Thursday, November 6, 2008

A fifth grade racist....

http://www.museum.tv/archives/etv/B/htmlB/blackandwhim/blackandwhimIMAGE/black&whim.jpg

One day, in the early part of spring, my fifth grade teacher announced that our class would put on a minstrel show. Our blank pie-plate faces must have told her that we had no idea what she was talking about. So, in answer to our unasked question (WTF?), Miss Taylor passed around some pamphlets. But these flabby little booklets didn't make anything clearer; if anything it compounded our confusion, making it richer and more complex, turning it into a deep loamy soil of plain bewilderment. As I recall, the booklets had a photograph showing lots of people poised on the stage in a semi-circle, their faces unaccountably blackened, and contained a script of sorts, written in the densest Uncle Remus dialect.
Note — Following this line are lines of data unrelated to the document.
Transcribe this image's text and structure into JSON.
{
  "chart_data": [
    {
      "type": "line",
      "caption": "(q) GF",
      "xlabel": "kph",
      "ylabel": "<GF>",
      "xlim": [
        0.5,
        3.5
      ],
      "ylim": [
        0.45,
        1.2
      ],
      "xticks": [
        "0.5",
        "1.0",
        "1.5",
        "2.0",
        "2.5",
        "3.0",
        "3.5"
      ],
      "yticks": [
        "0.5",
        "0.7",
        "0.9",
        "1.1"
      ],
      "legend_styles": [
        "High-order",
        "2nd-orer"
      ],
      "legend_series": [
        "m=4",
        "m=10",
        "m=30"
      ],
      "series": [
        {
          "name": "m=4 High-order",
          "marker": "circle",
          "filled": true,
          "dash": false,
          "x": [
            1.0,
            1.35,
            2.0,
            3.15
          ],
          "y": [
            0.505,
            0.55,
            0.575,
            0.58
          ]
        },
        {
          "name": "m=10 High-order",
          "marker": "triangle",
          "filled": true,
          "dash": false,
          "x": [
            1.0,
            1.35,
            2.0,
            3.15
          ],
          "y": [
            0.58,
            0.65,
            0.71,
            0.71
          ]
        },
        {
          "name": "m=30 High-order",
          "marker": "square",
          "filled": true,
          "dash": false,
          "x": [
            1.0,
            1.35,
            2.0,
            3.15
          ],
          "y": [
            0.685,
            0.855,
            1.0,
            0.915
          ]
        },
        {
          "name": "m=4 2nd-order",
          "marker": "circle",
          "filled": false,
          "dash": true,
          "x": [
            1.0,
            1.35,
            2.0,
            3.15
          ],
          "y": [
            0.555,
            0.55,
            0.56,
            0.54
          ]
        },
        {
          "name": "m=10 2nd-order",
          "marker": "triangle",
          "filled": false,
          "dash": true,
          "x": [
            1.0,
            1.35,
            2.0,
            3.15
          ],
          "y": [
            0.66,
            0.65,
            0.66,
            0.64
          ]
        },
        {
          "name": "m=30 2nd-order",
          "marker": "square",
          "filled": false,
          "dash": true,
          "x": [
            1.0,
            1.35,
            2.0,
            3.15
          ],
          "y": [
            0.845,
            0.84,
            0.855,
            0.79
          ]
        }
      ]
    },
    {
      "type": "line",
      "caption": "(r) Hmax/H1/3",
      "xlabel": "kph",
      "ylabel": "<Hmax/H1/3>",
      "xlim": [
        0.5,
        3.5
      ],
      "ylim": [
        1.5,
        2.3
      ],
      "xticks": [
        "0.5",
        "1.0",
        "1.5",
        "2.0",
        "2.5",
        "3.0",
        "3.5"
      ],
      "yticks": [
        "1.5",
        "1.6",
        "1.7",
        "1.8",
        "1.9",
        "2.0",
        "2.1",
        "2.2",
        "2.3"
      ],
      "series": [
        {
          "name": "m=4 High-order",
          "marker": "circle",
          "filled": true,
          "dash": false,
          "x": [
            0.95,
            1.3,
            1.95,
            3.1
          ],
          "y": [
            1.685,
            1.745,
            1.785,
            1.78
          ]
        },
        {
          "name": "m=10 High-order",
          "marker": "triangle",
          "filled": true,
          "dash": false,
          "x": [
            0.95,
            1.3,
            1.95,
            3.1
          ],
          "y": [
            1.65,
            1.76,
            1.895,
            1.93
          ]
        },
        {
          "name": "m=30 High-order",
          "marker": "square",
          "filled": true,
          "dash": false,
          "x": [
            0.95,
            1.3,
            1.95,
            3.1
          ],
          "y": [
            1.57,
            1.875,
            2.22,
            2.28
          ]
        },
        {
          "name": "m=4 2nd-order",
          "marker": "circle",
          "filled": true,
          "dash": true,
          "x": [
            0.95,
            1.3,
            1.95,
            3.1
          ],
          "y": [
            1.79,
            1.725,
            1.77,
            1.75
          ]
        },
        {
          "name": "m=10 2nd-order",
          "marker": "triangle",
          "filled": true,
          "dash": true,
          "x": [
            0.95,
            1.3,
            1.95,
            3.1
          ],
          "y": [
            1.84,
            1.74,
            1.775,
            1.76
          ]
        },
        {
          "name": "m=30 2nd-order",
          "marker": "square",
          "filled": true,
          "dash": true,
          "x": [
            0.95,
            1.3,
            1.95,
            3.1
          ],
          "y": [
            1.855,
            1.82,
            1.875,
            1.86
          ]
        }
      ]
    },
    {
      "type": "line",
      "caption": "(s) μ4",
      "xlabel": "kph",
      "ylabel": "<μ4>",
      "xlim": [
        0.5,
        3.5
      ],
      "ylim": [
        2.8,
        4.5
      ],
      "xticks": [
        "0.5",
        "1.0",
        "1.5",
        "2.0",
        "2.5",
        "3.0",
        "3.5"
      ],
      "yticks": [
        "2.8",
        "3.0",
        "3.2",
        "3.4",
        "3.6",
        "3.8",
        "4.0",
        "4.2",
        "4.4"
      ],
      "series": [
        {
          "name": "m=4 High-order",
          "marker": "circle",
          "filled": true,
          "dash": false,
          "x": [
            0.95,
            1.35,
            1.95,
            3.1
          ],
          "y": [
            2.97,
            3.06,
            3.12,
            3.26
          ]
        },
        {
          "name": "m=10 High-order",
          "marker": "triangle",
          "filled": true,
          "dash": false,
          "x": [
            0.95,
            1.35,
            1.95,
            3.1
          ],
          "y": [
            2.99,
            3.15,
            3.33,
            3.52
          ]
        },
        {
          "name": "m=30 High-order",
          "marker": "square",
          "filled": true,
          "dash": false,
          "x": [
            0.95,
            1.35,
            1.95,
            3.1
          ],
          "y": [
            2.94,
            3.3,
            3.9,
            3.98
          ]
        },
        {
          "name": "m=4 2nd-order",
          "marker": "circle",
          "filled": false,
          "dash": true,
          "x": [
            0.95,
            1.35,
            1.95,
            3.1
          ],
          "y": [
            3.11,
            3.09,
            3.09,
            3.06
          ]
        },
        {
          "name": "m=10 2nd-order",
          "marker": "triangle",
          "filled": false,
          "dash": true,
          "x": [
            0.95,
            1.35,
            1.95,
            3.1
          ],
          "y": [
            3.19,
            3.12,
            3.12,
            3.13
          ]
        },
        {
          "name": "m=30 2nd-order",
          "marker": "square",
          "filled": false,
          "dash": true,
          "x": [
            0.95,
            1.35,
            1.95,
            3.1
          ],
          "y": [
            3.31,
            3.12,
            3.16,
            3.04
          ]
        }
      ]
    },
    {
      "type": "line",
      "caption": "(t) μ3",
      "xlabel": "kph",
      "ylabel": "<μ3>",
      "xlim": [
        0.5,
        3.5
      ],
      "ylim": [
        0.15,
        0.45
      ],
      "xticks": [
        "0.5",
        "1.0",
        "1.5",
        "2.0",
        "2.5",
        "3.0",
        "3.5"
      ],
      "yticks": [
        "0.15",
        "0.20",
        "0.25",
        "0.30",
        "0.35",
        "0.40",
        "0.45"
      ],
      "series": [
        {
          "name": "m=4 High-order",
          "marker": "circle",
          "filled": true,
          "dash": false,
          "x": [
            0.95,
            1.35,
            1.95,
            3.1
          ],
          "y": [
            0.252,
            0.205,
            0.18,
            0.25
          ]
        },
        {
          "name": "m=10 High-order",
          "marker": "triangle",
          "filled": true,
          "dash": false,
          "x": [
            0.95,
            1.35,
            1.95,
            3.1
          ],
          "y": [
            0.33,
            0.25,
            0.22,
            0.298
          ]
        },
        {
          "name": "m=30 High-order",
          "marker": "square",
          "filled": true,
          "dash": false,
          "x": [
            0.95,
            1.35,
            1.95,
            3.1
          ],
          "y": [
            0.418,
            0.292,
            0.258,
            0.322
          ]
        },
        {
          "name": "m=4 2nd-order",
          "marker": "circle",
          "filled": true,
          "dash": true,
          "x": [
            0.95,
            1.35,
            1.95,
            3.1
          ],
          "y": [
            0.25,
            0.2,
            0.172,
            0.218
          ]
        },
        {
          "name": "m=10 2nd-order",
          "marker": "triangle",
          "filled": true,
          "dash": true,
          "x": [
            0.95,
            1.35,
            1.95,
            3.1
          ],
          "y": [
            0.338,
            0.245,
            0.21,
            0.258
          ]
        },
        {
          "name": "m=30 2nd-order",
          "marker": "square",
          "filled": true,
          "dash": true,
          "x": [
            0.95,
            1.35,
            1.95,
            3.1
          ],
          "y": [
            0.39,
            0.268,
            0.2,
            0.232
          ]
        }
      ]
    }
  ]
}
Miss Taylor liked to do things, usually ambitious things. We'd just returned from a week-long trip to Philadelphia, paid for by our own bare-knuckled grade-school labors. We'd sold coat-hangers back to the dry cleaner, washed pots and pans for the neighbors, walked dogs, etc. So we knew whatever this was about, it would be A Big Deal. Miss Taylor, however, was less forthcoming about the whys of our collective projects. She wasn't anyone you felt you could approach with a question, either. She had a big hard butt, eyebrows penciled into a cross expression, tight knotted calf muscles, and was very nearly bald. As her student, sensing that protest would be futile, you sighed and did what she wanted.

I took my booklet home and studied it. What I couldn't get my head around was the black-faced part and the Uncle Remus accents. Why would we do this? We were all little white kids. This was before Brown vs. The Board of Education, so none of us even knew any little black kids. I read the dialect and tried to puzzle it out. I finally decided that white people were involved because no black person would be stupid enough to volunteer. I didn't know the word offensive but I was probably groping towards it, when I thought, It's rude.

Miss Taylor was nothing if not professional. We worked and rehearsed like Broadway pros. I remember I was in something resembling a chorus, and I have dim memories of rattling a tamborine, shouting Hidey, hidey, ho! at various intervals during the show. It was fine with me. I didn't want to be a performer with lines, saying things like, Mistah Bones! Ah hea'd you wuz in de jail. Why fo' you be's lock-ed up? My parents were going to come to this and I could already envision their ashen faces.

The whole show was two hours long, and we performed it gamely, if depressively, on stage, in the school auditorium. Miss Taylor, grim as usual, took her bows. Afterwards, still blacked up with a big white-ringed mouth, I rode home with my parents in one of those stark silences, still not understanding why this show even existed.

I suppose my parents, especially my father, didn't descend on Miss Taylor like the furies from hell, because of her Miss Taylorishness, for one. And because she periodically called them in to explain that I was a genius. As proof, my paintings, including the acclaimed What Music Feels Like to Me, were flapped in their faces with a gale force. Most of the time, instead of being in class, I toiled in the hallway, beavering on murals with other talented souls. It was an easy gig and I wasn't willing to give it up and rejoin the Blue Bird Reading Circle. My mom and dad probably sensed that, so they let things ride.

We never talked about the minstrel show, my parents and I. The event just settled within me as one of those icky experiences I didn't have much control over.

So here that memory still sits, occupying some thinly inhabited part of my brain, along with Colored Only signs I saw growing up, and the sight of black men in chain gangs. Recollections like that have been with me so long, they might even seem natural.

Except there was nothing natural about any of it.